The fragmentation and artificiality of these characters, which persists in popular culture in cyborgs like Star Wars’ Darth Vader and Luke Skywalker, are constitutive of their status as metaphorical figures that no longer allow a distinction between machine and organism, between art and nature. Although fictional, they are firmly anchored in the collective memory of the cultural community and influence our encounter with Malte Bruns’ works. The fragility and the limitations of the body emerge, but also its strengths: what it can withstand, what it can do. The dismemberment of bodies in Hans Bellmer’s Puppen des Bösen thus reflects the social reality in which the artist lived: the omnipresent veterans of the First World War and their prosthetic limbs.

In contemporary everyday life, visible prostheses and crutches have almost disappeared while self-optimization processes have become prevalent in their stead. Destiny has been exhausted, and the body has finally been transformed from a site of nature into a site of technology. How far can this go?

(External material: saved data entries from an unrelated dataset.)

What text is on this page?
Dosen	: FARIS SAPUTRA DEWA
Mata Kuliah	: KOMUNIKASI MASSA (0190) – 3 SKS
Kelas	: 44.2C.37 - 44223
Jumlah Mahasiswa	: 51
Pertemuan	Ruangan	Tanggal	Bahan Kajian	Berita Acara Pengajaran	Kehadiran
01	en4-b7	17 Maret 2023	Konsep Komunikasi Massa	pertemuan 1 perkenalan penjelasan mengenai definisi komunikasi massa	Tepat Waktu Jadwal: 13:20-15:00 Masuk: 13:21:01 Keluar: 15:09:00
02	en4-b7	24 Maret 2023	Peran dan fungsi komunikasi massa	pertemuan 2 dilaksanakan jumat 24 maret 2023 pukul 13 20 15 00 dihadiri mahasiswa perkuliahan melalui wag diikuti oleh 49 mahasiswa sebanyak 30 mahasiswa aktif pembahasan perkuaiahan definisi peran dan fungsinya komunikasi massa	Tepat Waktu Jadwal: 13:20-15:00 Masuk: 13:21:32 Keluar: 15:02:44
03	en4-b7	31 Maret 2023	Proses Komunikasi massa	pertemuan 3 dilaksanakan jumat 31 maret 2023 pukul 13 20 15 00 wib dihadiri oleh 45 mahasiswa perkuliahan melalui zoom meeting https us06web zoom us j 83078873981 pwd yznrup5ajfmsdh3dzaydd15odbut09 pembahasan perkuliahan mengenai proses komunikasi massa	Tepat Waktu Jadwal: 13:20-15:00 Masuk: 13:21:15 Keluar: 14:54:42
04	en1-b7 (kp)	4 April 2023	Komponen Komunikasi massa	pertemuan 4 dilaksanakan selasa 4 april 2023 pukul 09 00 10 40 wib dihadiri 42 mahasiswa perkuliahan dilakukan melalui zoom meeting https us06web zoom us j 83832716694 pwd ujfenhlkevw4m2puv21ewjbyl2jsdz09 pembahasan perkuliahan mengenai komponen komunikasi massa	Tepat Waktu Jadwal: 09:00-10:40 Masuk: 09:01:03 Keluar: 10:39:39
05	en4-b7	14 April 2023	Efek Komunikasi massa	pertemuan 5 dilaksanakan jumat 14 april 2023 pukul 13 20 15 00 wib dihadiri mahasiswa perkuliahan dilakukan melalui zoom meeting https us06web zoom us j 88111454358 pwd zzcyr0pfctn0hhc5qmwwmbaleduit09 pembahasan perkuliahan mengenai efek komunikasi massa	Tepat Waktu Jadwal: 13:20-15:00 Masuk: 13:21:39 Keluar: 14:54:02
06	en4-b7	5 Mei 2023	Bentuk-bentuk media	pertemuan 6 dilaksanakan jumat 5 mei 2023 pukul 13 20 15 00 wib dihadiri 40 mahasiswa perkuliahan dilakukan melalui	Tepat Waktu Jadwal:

This seems to be the question Malte Bruns is asking when he presents body parts for observation on overly complicated tables made of grilled surfaces on crutches, transforming presentation surfaces into a personalized part of the installation. In King of Queens, a buzzing motor carries out an undefined function alongside a leg, lamps, and a bin containing a video.

It becomes clear that Malte Bruns wants to seduce us into interpreting things openly. We shouldn’t look for answers and explanations but rather be amazed, laugh, feel disgust, accept the absurd and face the inconceivable. The appearance of Hale-Bopp – Endgegner is so starkly opposed to the idea of the beautiful and sublime that the head’s ugliness would be embarrassing were it not so full of inspiring cheerfulness. Ugliness always contains something positive, something that pulls us out of our homely feeling of security and lets us see the supposedly beautiful and perfect anew. When the uncanny feelings set in, the colors in the KIT that blend man and machine, reality and surreality, contribute to a scenario in which the merciless ‘all well and good’ aesthetics of our time are suspended for a moment.